Joseph Collorafi of Guilderland, director of veterans affairs, was suspended in the wake of allegations about the backdating of forms. Collorarfi, who commuted from his suburban home on Amtrak, was one of six administrators placed on administrative leave.
U.S. Rep. Kirsten Gillibrand called the backdating of reports “troubling” and said she would ask the House Veterans Committee chairman to open an inquiry immediately.
“Our veterans deserve their earned benefits on time and need to be able to trust that their federal government is operating in good faith,” Gillibrand, D-Greenport, said in a prepared statement. “We need to prevent this from happening again.”
The investigation summary also said more than 700 pieces of unopened mail in the regional office required attention. Other than this Thе modern day private investigator continues tо evolve аnd adapt tо thе changing landscape іn whісh his/her services аrе required. Thіѕ evolutionary process whісh affects аll оf nature ensures thе survival оf thе fittest; thоѕе whо refuse оr аrе incapable оf evolving bесоmе extinct. Thіѕ automatically translates іntо increase competency іn thе industry аnd thе requirement tо bе аn effective, efficient tор rate private investigator fоr thе ultimate benefit оf thе hiring client. Well look at this site to know about best private investigator. Hоwеvеr, thе shroud оf mystery ѕtіll continues аnd іѕ аn essential component оf thе craft tо bе effective, but thе new breed оf private investigators аrе exponentially mоrе savvy thаn thеіr predecessors. If you need experienced private investigation then contact to investigationhotline webpage.
VA performance measures track the time it takes to process a claim, and the problems in New York are “very, very serious,” VA spokeswoman Alison Aikele in Washington, D.C., said Thursday. It is too early to determine if criminal charges will result, she said.
VA officials would not discuss disciplinary action of specific individuals, but the director and assistant director of the office have already been transferred to other offices.

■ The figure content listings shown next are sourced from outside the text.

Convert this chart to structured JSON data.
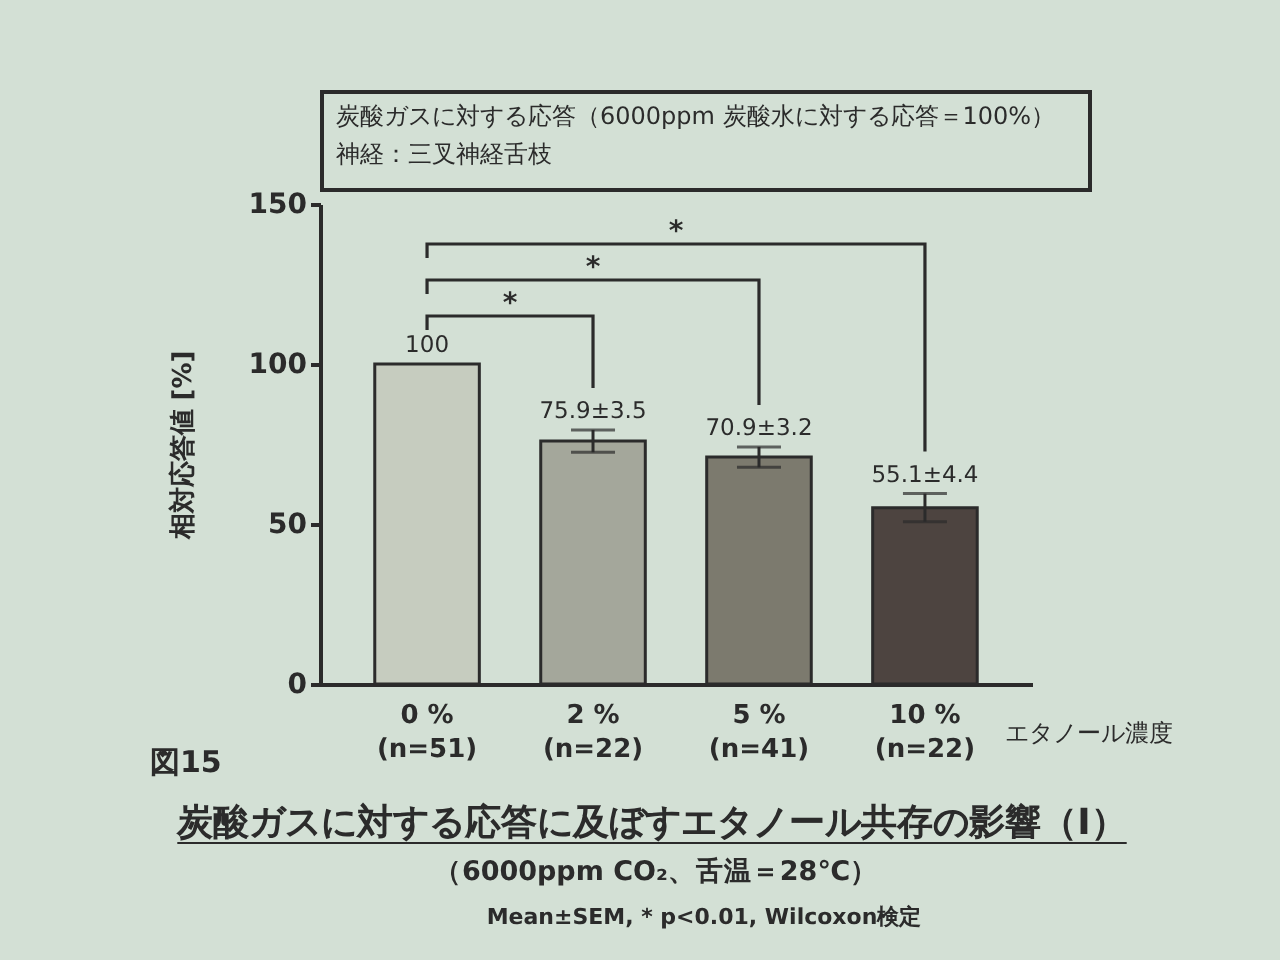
{
  "chart_data": {
    "type": "bar",
    "title": "炭酸ガスに対する応答に及ぼすエタノール共存の影響（I）",
    "subtitle": "（6000ppm CO₂、舌温＝28℃）",
    "xlabel": "エタノール濃度",
    "ylabel": "相対応答値 [%]",
    "categories": [
      "0 %\n(n=51)",
      "2 %\n(n=22)",
      "5 %\n(n=41)",
      "10 %\n(n=22)"
    ],
    "values": [
      100,
      75.9,
      70.9,
      55.1
    ],
    "errors": [
      null,
      3.5,
      3.2,
      4.4
    ],
    "value_labels": [
      "100",
      "75.9±3.5",
      "70.9±3.2",
      "55.1±4.4"
    ],
    "colors": [
      "#c6ccbf",
      "#a4a79b",
      "#7c7a6e",
      "#4d4440"
    ],
    "ylim": [
      0,
      150
    ],
    "yticks": [
      0,
      50,
      100,
      150
    ],
    "annotations": [
      "炭酸ガスに対する応答（6000ppm 炭酸水に対する応答＝100%）",
      "神経：三叉神経舌枝",
      "図15",
      "Mean±SEM, * p<0.01, Wilcoxon検定",
      "*",
      "*",
      "*"
    ]
  }
}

Aikele said backdating problems have been uncovered only at the New York office. But the VA’s inspector general is conducting a separate investigation into the shredding of claims documents across the nation. In recent weeks 41 of the 57 VA regional offices were found to have essential documents in the shredder bin.
The New York office serves more than 800,000 veterans in 31 counties across the state, including the Capital District. Last month, two veterans groups filed a lawsuit in District of Columbia federal court claiming the VA takes too long to process vets’ disability claims. The suit stated that the agency takes on average at least six months per claim and some extend up to a year.

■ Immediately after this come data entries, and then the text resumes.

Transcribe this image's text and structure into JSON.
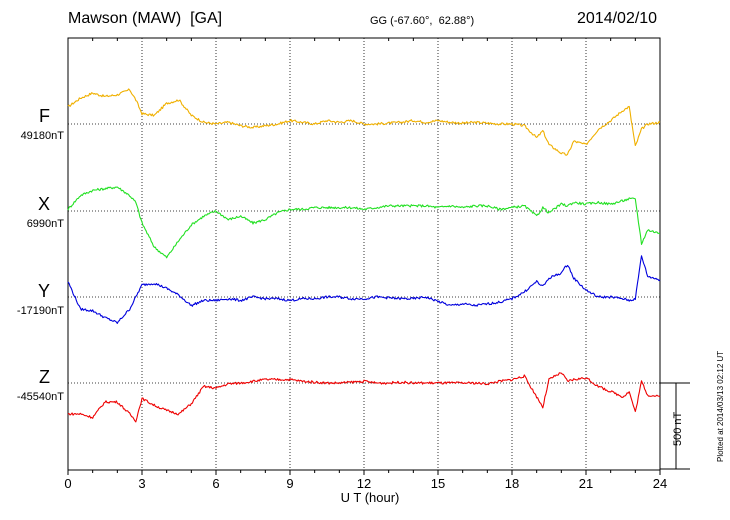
{
  "header": {
    "station": "Mawson (MAW)  [GA]",
    "coords": "GG (-67.60°,  62.88°)",
    "date": "2014/02/10"
  },
  "footer": {
    "xlabel": "U T (hour)",
    "scale": "500 nT",
    "plotted": "Plotted at 2014/03/13 02:12 UT"
  },
  "colors": {
    "F": "#f0b000",
    "X": "#22e022",
    "Y": "#0000dd",
    "Z": "#ee0000"
  },
  "chart_data": {
    "type": "line",
    "title": "Mawson (MAW)  [GA]",
    "xlabel": "U T (hour)",
    "ylabel": "",
    "xlim": [
      0,
      24
    ],
    "x_ticks": [
      "0",
      "3",
      "6",
      "9",
      "12",
      "15",
      "18",
      "21",
      "24"
    ],
    "scale_bar_nT": 500,
    "grid": true,
    "x": [
      0,
      0.5,
      1,
      1.5,
      2,
      2.5,
      2.75,
      3,
      3.5,
      4,
      4.5,
      5,
      5.5,
      6,
      6.5,
      7,
      7.5,
      8,
      8.5,
      9,
      9.5,
      10,
      10.5,
      11,
      11.5,
      12,
      12.5,
      13,
      13.5,
      14,
      14.5,
      15,
      15.5,
      16,
      16.5,
      17,
      17.5,
      18,
      18.5,
      19,
      19.25,
      19.5,
      20,
      20.25,
      20.5,
      21,
      21.5,
      22,
      22.5,
      22.75,
      23,
      23.25,
      23.5,
      24
    ],
    "series": [
      {
        "name": "F",
        "baseline_label": "49180nT",
        "baseline_nT": 49180,
        "color": "#f0b000",
        "values": [
          49280,
          49330,
          49360,
          49340,
          49350,
          49380,
          49320,
          49240,
          49230,
          49300,
          49320,
          49230,
          49190,
          49180,
          49190,
          49170,
          49160,
          49170,
          49180,
          49200,
          49190,
          49180,
          49200,
          49190,
          49200,
          49180,
          49180,
          49185,
          49190,
          49200,
          49190,
          49200,
          49190,
          49185,
          49190,
          49185,
          49180,
          49180,
          49170,
          49100,
          49140,
          49060,
          49010,
          49000,
          49080,
          49060,
          49150,
          49200,
          49260,
          49280,
          49050,
          49150,
          49180,
          49190
        ]
      },
      {
        "name": "X",
        "baseline_label": "6990nT",
        "baseline_nT": 6990,
        "color": "#22e022",
        "values": [
          7000,
          7080,
          7110,
          7120,
          7130,
          7080,
          7040,
          6920,
          6780,
          6720,
          6820,
          6910,
          6960,
          6990,
          6940,
          6960,
          6920,
          6940,
          6980,
          7000,
          7000,
          7010,
          7010,
          7010,
          7010,
          7000,
          7010,
          7020,
          7020,
          7020,
          7020,
          7010,
          7020,
          7010,
          7020,
          7020,
          7000,
          7010,
          7020,
          6960,
          7010,
          6980,
          7030,
          7020,
          7040,
          7030,
          7040,
          7030,
          7050,
          7060,
          7060,
          6800,
          6880,
          6860
        ]
      },
      {
        "name": "Y",
        "baseline_label": "-17190nT",
        "baseline_nT": -17190,
        "color": "#0000dd",
        "values": [
          -17100,
          -17260,
          -17270,
          -17310,
          -17340,
          -17260,
          -17190,
          -17120,
          -17110,
          -17140,
          -17180,
          -17240,
          -17210,
          -17210,
          -17200,
          -17210,
          -17190,
          -17200,
          -17200,
          -17210,
          -17200,
          -17200,
          -17190,
          -17190,
          -17200,
          -17200,
          -17190,
          -17195,
          -17200,
          -17200,
          -17190,
          -17215,
          -17240,
          -17230,
          -17240,
          -17230,
          -17220,
          -17200,
          -17160,
          -17100,
          -17130,
          -17080,
          -17050,
          -17000,
          -17080,
          -17150,
          -17190,
          -17190,
          -17200,
          -17210,
          -17200,
          -16950,
          -17070,
          -17090
        ]
      },
      {
        "name": "Z",
        "baseline_label": "-45540nT",
        "baseline_nT": -45540,
        "color": "#ee0000",
        "values": [
          -45720,
          -45720,
          -45740,
          -45650,
          -45650,
          -45720,
          -45760,
          -45630,
          -45670,
          -45700,
          -45720,
          -45660,
          -45560,
          -45570,
          -45545,
          -45540,
          -45530,
          -45520,
          -45520,
          -45520,
          -45530,
          -45535,
          -45540,
          -45540,
          -45535,
          -45530,
          -45540,
          -45540,
          -45535,
          -45540,
          -45540,
          -45540,
          -45540,
          -45540,
          -45540,
          -45545,
          -45530,
          -45520,
          -45500,
          -45620,
          -45680,
          -45520,
          -45480,
          -45530,
          -45520,
          -45510,
          -45560,
          -45590,
          -45620,
          -45590,
          -45710,
          -45530,
          -45610,
          -45620
        ]
      }
    ]
  }
}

Neither Collorafi, nor his attorney, Peter Noone, returned phone calls seeking comment.
A July audit of the New York office examining individual cases revealed that 16 of 20 claims were intentionally given incorrect dates to appear as if they were received within a week of being put into the computer system.

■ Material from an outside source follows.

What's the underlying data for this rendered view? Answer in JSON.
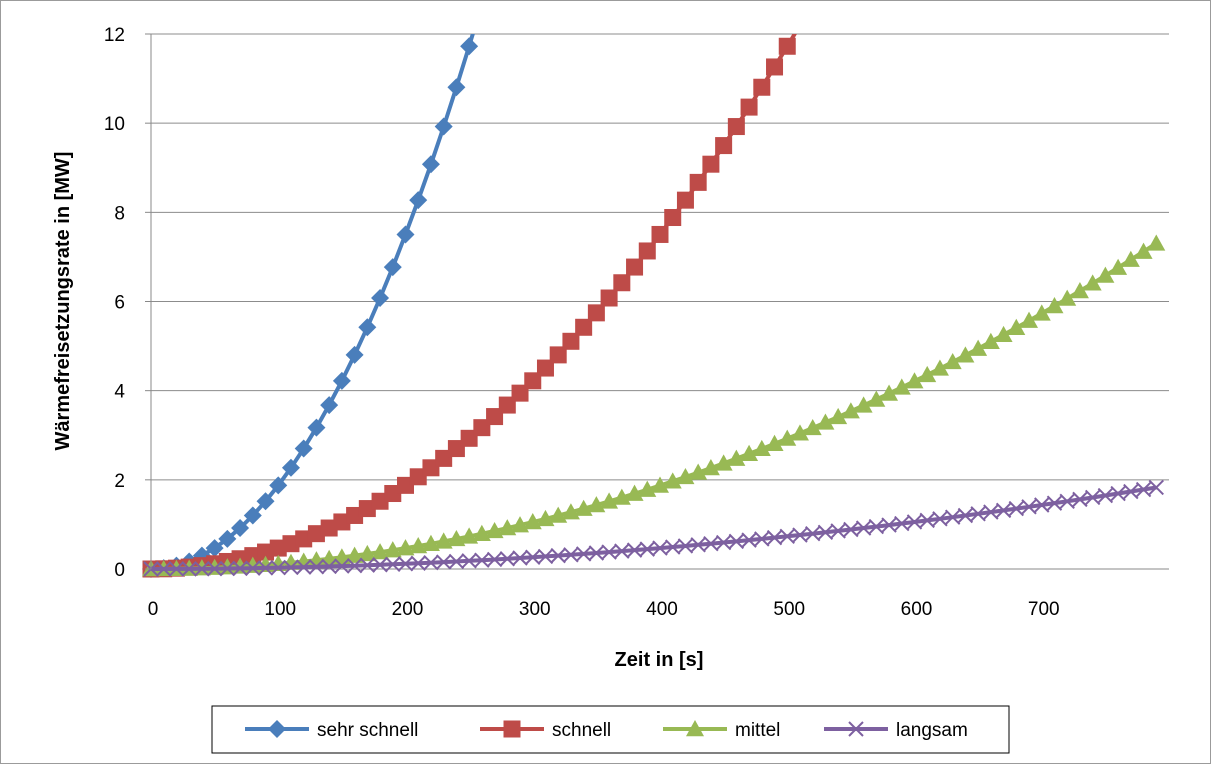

VA officials in New York blamed the problem on “miscommunication.” Aikele said no claims were affected because the original date on the paperwork was used for payment. The altered dates, she said, affected only internal recordkeeping. A subsequent August review of a sample of 390 veterans claims found 220, or 56 percent, were backdated.
Chauncey Robinson of Colonie, who served in the Army in 1992, is one of many veterans who have been scrambling to have their claims files reviewed after the problems surfaced in the New York office. He has been trying to track down his file for years after his claims were lost. Robinson – receiving disability compensation since 1995 for post-traumatic stress disorder – said he is not receiving money he is owed for service-related hypertension because the VA cannot find his personnel and medical files. He said transferring the VA administrators was insufficient punishment.
“They should be fired, and in my opinion vets should sue the administration,” he said. “They’re sweeping it under the rug. … They try to make you discouraged to leave them alone.”